Anoitecera e os ramos das árvores da avenida filtravam a pouca luz que chegava desde o céu. Terminava mais um dia de trabalho. Acabava de arrancar o carro e abrandei a marcha logo que o reconheci. José era um solitário. Paradoxalmente, são os solitários que mais te podem surpreender. De entrada, terão uma visão das coisas menos permeável. É certo que algum deles também pode ser assassinos em série. Via todos os dias os jornais e não tinha informação da existência de qualquer assassinato nos últimos tempos. E encontro nas pessoas solitárias uma qualidade rara: não interrompem. Mesmo que mal interpretem, a seu bel-prazer, sabem escutar. Pelo menos mantêm-se mais tempo calados.

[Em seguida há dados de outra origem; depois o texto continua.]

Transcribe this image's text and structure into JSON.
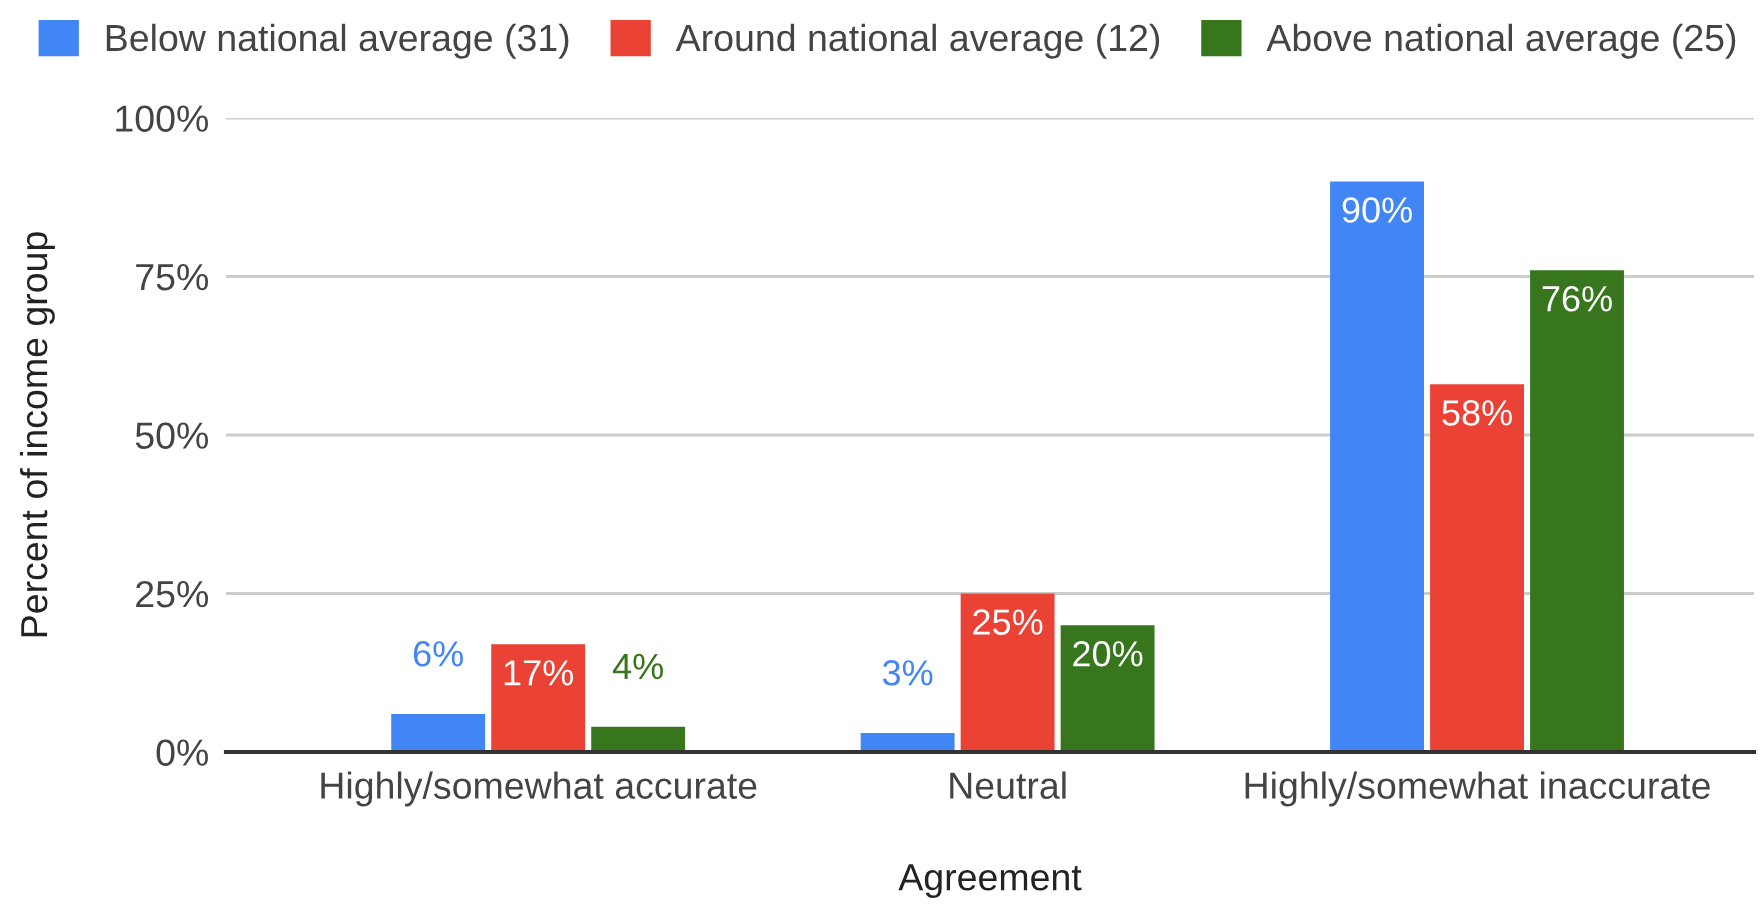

Convidei-o a entrar no carro. Comentámos o último despedimento na empresa. “Simone falava muito, tinha muitas opiniões”, concluí. Sem surpresa e porque José, segundo parecia, não entendia a correlação entre falar muito e ser despedido, entendeu que a ex-colaboradora falaria dele próprio, enquanto homem, suponho, porque mostrou-me um sorriso insinuante. Desviei a conversa porque não queria ser desmancha-prazeres. Falámos de trabalho. De últimos projectos. José trabalhava num programa capaz de conter todas as palavra e respectivos sinónimos da língua espanhola. Trabalhava sobre a versão inglesa, a única existente até ao momento. Falou-me de um programa bastante elaborado que não faria outra cosa senão atulhar a internet ainda com mais lixo. Como não percebia nenhum entusiasmo da minha parte mudou de assunto. Perguntou-me qualquer coisa sobre o ambiente de conflito que se vivia. Respondi-lhe que me era indiferente. Ele também pareceu não ter nenhuma opinião a respeito. Seguimos a viagem calados e apesar de não sermos amigos o silêncio não era incómodo.